Hoy en día se habla poco de la Unesco. Creada hace 50 años, esta organización de Naciones Unidas que tiene como objetivo la construcción de la paz merced a la educación, la cultura y la ciencia, parece haber perdido peso en un mundo en el que ni reina la paz, ni la educación ni la cultura se han extendido lo suficiente como para garantizarla. Y al respecto, resulta paradójico constatar que precisamente este año había sido proclamado por la Unesco como el del diálogo entre las civilizaciones. Así vamos.

Tras su 31ª conferencia general, celebrada el pasado mes de octubre, varias cosas han quedado claras. La primera se refiere a ese exiguo presupuesto de la organización "544 millones de dólares" que lleva ya demasiados años sin crecer. Pensemos, por ejemplo, en el gasto en armamento que llevan a cabo los 188 Estados representados en la organización y nos haremos una idea de la insignificancia de la citada cantidad. Los detractores de la Unesco siempre han esgrimido su carácter casi utópico en un mundo que se mueve por intereses más tangibles, lo que le restaría eficacia práctica. Un argumento que puede fácilmente ser vuelto del revés, ya que en un panorama mundial en el que la Unesco tuviera más presencia, tal vez no se plantearían con la crudeza que lo hacen esos desequilibrios entre ricos y pobres, con toda la injusticia que ello supone.

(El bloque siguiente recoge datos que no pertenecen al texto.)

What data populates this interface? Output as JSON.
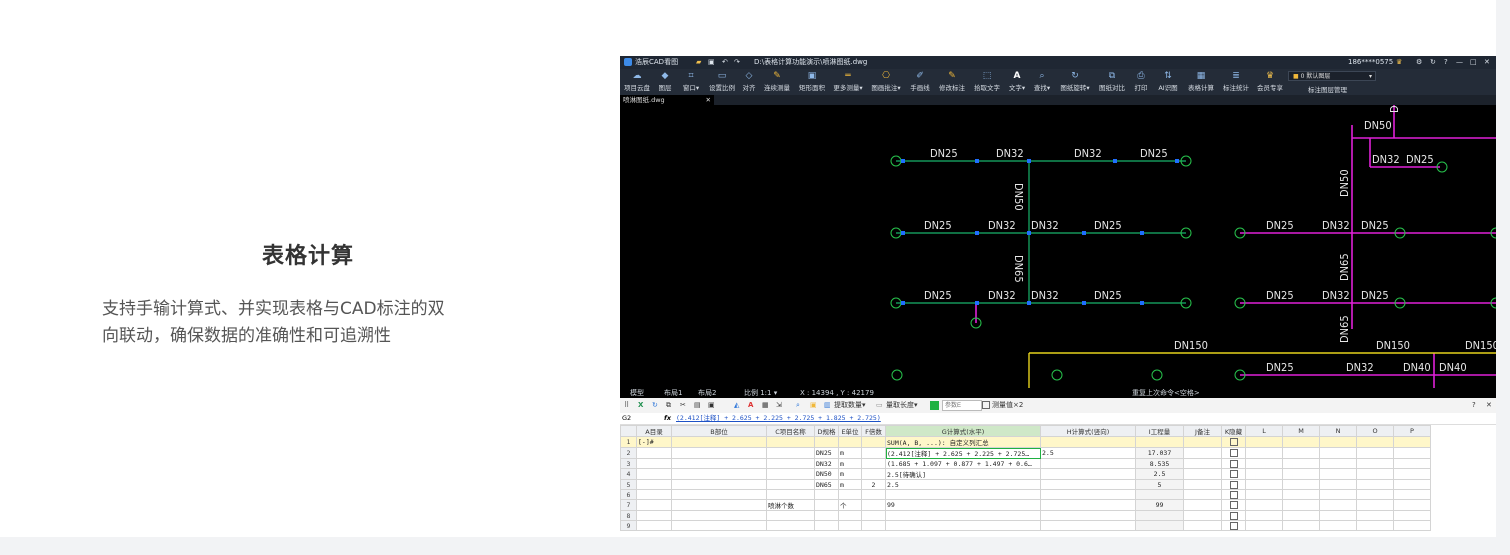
{
  "feature": {
    "title": "表格计算",
    "desc_line1": "支持手输计算式、并实现表格与CAD标注的双",
    "desc_line2": "向联动，确保数据的准确性和可追溯性"
  },
  "app": {
    "title": "浩辰CAD看图",
    "path": "D:\\表格计算功能演示\\喷淋图纸.dwg",
    "user": "186****0575",
    "window_controls": [
      "?",
      "—",
      "□",
      "✕"
    ],
    "ribbon": [
      {
        "icon": "cloud-icon",
        "label": "项目云盘"
      },
      {
        "icon": "layers-icon",
        "label": "图层"
      },
      {
        "icon": "window-icon",
        "label": "窗口▾"
      },
      {
        "icon": "scale-icon",
        "label": "设置比例"
      },
      {
        "icon": "align-icon",
        "label": "对齐"
      },
      {
        "icon": "measure-icon",
        "label": "连续测量"
      },
      {
        "icon": "area-icon",
        "label": "矩形面积"
      },
      {
        "icon": "more-measure-icon",
        "label": "更多测量▾"
      },
      {
        "icon": "annotate-icon",
        "label": "图画批注▾"
      },
      {
        "icon": "pen-icon",
        "label": "手画线"
      },
      {
        "icon": "edit-mark-icon",
        "label": "修改标注"
      },
      {
        "icon": "pick-text-icon",
        "label": "拾取文字"
      },
      {
        "icon": "text-icon",
        "label": "文字▾"
      },
      {
        "icon": "find-icon",
        "label": "查找▾"
      },
      {
        "icon": "rotate-icon",
        "label": "图纸旋转▾"
      },
      {
        "icon": "compare-icon",
        "label": "图纸对比"
      },
      {
        "icon": "print-icon",
        "label": "打印"
      },
      {
        "icon": "ai-icon",
        "label": "AI识图"
      },
      {
        "icon": "table-calc-icon",
        "label": "表格计算"
      },
      {
        "icon": "stats-icon",
        "label": "标注统计"
      },
      {
        "icon": "vip-icon",
        "label": "会员专享"
      }
    ],
    "layer_select": "0 默认图层",
    "layer_manage": "标注图层管理",
    "doc_tab": "喷淋图纸.dwg",
    "status": {
      "model_tab": "模型",
      "layout1": "布局1",
      "layout2": "布局2",
      "scale": "比例 1:1 ▾",
      "coords": "X : 14394 , Y : 42179",
      "command": "重复上次命令<空格>"
    }
  },
  "drawing": {
    "left": {
      "row1": [
        "DN25",
        "DN32",
        "DN32",
        "DN25"
      ],
      "vert1": "DN50",
      "row2": [
        "DN25",
        "DN32",
        "DN32",
        "DN25"
      ],
      "vert2": "DN65",
      "row3": [
        "DN25",
        "DN32",
        "DN32",
        "DN25"
      ]
    },
    "right": {
      "top": [
        "DN50",
        "DN32",
        "DN32",
        "DN25"
      ],
      "vert_top": "DN50",
      "row2": [
        "DN25",
        "DN32",
        "DN25"
      ],
      "vert_mid": "DN65",
      "row3": [
        "DN25",
        "DN32",
        "DN25"
      ],
      "vert_low": "DN65",
      "main_left": "DN150",
      "main_right": [
        "DN150",
        "DN150"
      ],
      "row4": [
        "DN25",
        "DN32",
        "DN40",
        "DN40"
      ]
    },
    "colors": {
      "green_pipe": "#18b36b",
      "magenta_pipe": "#e020d8",
      "yellow_pipe": "#e6d21c",
      "node": "#1f6fff",
      "sprinkler": "#27c24c",
      "label": "#e8e8e8"
    }
  },
  "sheet": {
    "toolbar": {
      "extract_count": "提取数量▾",
      "measure_length": "量取长度▾",
      "param_placeholder": "参数E",
      "measure_value": "测量值×2",
      "help": "?",
      "close": "✕"
    },
    "cell_ref": "G2",
    "formula": "(2.412[注释] + 2.625 + 2.225 + 2.725 + 1.825 + 2.725)",
    "columns": [
      "A目录",
      "B部位",
      "C项目名称",
      "D规格",
      "E单位",
      "F倍数",
      "G计算式(水平)",
      "H计算式(竖向)",
      "I工程量",
      "J备注",
      "K隐藏",
      "L",
      "M",
      "N",
      "O",
      "P"
    ],
    "rows": [
      {
        "n": "1",
        "a": "[-]#",
        "b": "",
        "c": "",
        "d": "",
        "e": "",
        "f": "",
        "g": "SUM(A, B, ...): 自定义列汇总",
        "h": "",
        "i": "",
        "j": ""
      },
      {
        "n": "2",
        "a": "",
        "b": "",
        "c": "",
        "d": "DN25",
        "e": "m",
        "f": "",
        "g": "(2.412[注释] + 2.625 + 2.225 + 2.725…",
        "h": "2.5",
        "i": "17.037",
        "j": ""
      },
      {
        "n": "3",
        "a": "",
        "b": "",
        "c": "",
        "d": "DN32",
        "e": "m",
        "f": "",
        "g": "(1.685 + 1.097 + 0.877 + 1.497 + 0.6…",
        "h": "",
        "i": "8.535",
        "j": ""
      },
      {
        "n": "4",
        "a": "",
        "b": "",
        "c": "",
        "d": "DN50",
        "e": "m",
        "f": "",
        "g": "2.5[待确认]",
        "h": "",
        "i": "2.5",
        "j": ""
      },
      {
        "n": "5",
        "a": "",
        "b": "",
        "c": "",
        "d": "DN65",
        "e": "m",
        "f": "2",
        "g": "2.5",
        "h": "",
        "i": "5",
        "j": ""
      },
      {
        "n": "6",
        "a": "",
        "b": "",
        "c": "",
        "d": "",
        "e": "",
        "f": "",
        "g": "",
        "h": "",
        "i": "",
        "j": ""
      },
      {
        "n": "7",
        "a": "",
        "b": "",
        "c": "喷淋个数",
        "d": "",
        "e": "个",
        "f": "",
        "g": "99",
        "h": "",
        "i": "99",
        "j": ""
      },
      {
        "n": "8",
        "a": "",
        "b": "",
        "c": "",
        "d": "",
        "e": "",
        "f": "",
        "g": "",
        "h": "",
        "i": "",
        "j": ""
      },
      {
        "n": "9",
        "a": "",
        "b": "",
        "c": "",
        "d": "",
        "e": "",
        "f": "",
        "g": "",
        "h": "",
        "i": "",
        "j": ""
      }
    ]
  }
}
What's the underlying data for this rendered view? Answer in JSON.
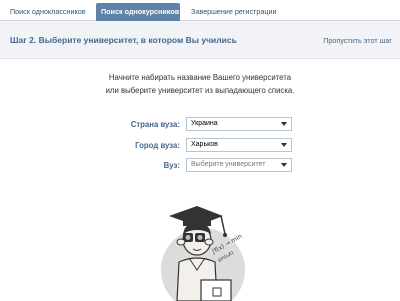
{
  "tabs": [
    {
      "label": "Поиск одноклассников"
    },
    {
      "label": "Поиск однокурсников"
    },
    {
      "label": "Завершение регистрации"
    }
  ],
  "header": {
    "title": "Шаг 2. Выберите университет, в котором Вы учились",
    "skip": "Пропустить этот шаг"
  },
  "intro": {
    "line1": "Начните набирать название Вашего университета",
    "line2": "или выберите университет из выпадающего списка."
  },
  "form": {
    "country_label": "Страна вуза:",
    "country_value": "Украина",
    "city_label": "Город вуза:",
    "city_value": "Харьков",
    "uni_label": "Вуз:",
    "uni_placeholder": "Выберите университет"
  },
  "mascot": {
    "formula": "∫f(x) → min",
    "formula_sub": "sin(ωt)"
  }
}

Entendemos que muchos de los problemas que hoy hacen difícil la convivencia entre las naciones entran de lleno en el campo de acción de la Unesco, como la promoción de la diversidad cultural, el impulso al diálogo entre las distintas culturas o el logro de una mayor equidad en la gestión y reparto de los recursos naturales. La Unesco no debe ser una especie de club de pobres mantenido por los ricos para tranquilizar sus conciencias. Fiel a sus principios, la organización debe perseguir hoy, como siempre, la escolarización de todos los niños del mundo, la lucha contra la pobreza y la ignorancia. Y todos estamos obligados a poner los medios para que pueda hacerlo.